"I tend to disagree. The risks should be simmetric. It means only one thing - the risk on naked calls is also limited"
the ignorance is ASTOUNDING.
first of all, whether it "should" be symmetrical (note spelling), is not the issue.
stocks don't always move the way they SHOULD move.
we are talking about outlier events. that is where the real risk lies.
no matter how bad the news, a stock cannot move BELOW zero.
thus, for one writing a naked put, the risk is determinable. the MAXIMUM risk is already known.
for one writing a naked call, it is not. There is no upper boundary. Zero is the lower boundary. The upper boundary is theoretically limitless.
all it takes is one outlier to torch your portfolio with naked calls. that is not the case with puts (assuming of course the price risk from current down to zero is not greater than your capitalization).
this is arithmetic.
step outside your narrow and irrelevant models and deal with reality.

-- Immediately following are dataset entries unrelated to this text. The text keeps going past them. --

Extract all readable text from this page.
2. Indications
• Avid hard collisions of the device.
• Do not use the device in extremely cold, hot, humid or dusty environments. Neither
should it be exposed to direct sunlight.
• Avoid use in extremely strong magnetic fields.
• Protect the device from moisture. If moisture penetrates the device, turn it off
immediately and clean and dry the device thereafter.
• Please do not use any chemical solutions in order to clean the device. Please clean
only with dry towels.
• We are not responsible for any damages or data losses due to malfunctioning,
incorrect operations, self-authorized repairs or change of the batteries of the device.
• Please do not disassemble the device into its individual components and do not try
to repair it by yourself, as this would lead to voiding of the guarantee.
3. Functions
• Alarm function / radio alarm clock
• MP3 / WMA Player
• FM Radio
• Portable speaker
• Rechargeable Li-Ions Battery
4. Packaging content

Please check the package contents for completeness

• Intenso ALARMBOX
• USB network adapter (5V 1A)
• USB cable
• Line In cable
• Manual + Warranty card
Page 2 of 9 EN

a stock CANNOT go below zero.
thus, for any naked put writer, his risk is already known
this is not true to the upside. therefore, while it may or may not be true that the risk SHOULD be symmetrical, the reality is that the boundaries show that it is NOT symmetrical.
you sound like one of these old skool academics arguing "well the stock market SHOULD be efficient therefore you cannot beat the market".
step outside an irrelevant model and deal with OUTLIER events.